To find the four solutions of x = 4y, we substitute different values for x and y.

Let x = 0

Then,

x = 4y

0 = 4y

4y= 0

y = 0/4

y = 0

(0,0)

Let x = 1

Then,

x = 4y

1 = 4y

4y = 1

y = 1/4

(1,1/4)

Let y = 4

Then,

x = 4y

x= 4×4

x = 16

(16,4)

Let y = 1

Then,

x = 4y

x = 4×1

x = 4

(4,1)

The solutions are (0,0), (1,1/4), (16,4), (4,1)
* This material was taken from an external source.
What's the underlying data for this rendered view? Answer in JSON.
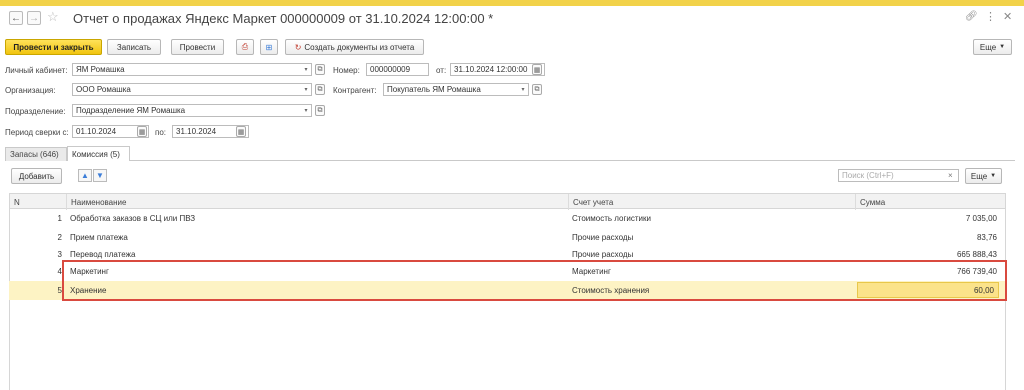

**3. Check which of the following are solutions of the equation x–2y = 4 and which are not:**

**(i) (0, 2)**

**(ii) (2, 0)**

**(iii) (4, 0)**

**(iv) (√2, 4√2)**

**(v) (1, 1)**

Solutions:

**(i) (0, 2)**

(x,y) = (0,2)

Here, x=0 and y=2

Substituting the values of x and y in the equation x–2y = 4, we get,

x–2y = 4

⟹ 0 – (2×2) = 4

But, -4 ≠ 4

(0, 2) is **not** a solution of the equation x–2y = 4

**(ii) (2, 0)**

(x,y) = (2, 0)

Here, x = 2 and y = 0

Substituting the values of x and y in the equation x -2y = 4, we get,

x -2y = 4

⟹ 2-(2×0) = 4

⟹ 2 -0 = 4

But, 2 ≠ 4

(2, 0) is **not** a solution of the equation x-2y = 4

**(iii) (4, 0)**

Solution:

(x,y) = (4, 0)

Here, x= 4 and y=0

Substituting the values of x and y in the equation x -2y = 4, we get,

x–2y = 4

⟹ 4 – 2×0 = 4

⟹ 4-0 = 4

⟹ 4 = 4

(4, 0) is a solution of the equation x–2y = 4

**(iv) (√2,4√2)**

Solution:

(x,y) = (√2,4√2)

Here, x = √2 and y = 4√2

Substituting the values of x and y in the equation x–2y = 4, we get,

x –2y = 4

⟹ √2-(2×4√2) = 4

√2-8√2 = 4

But, -7√2 ≠ 4

(√2,4√2) is **not** a solution of the equation x–2y = 4

**(v) (1, 1)**

Solution:

(x,y) = (1, 1)

Here, x= 1 and y= 1

Substituting the values of x and y in the equation x–2y = 4, we get,

x –2y = 4

⟹ 1 -(2×1) = 4

⟹ 1-2 = 4

But, -1 ≠ 4

(1, 1) is **not** a solution of the equation x–2y = 4

**4. Find the value of k, if x = 2, y = 1 is a solution of the equation 2x+3y = k.**

Solution:

The given equation is

2x+3y = k

According to the question, x = 2 and y = 1

Now, substituting the values of x and y in the equation 2x+3y = k,

We get,

(2×2)+(3×1) = k

⟹ 4+3 = k

⟹ 7 = k

k = 7

The value of k, if x = 2, y = 1 is a solution of the equation 2x+3y = k, is 7.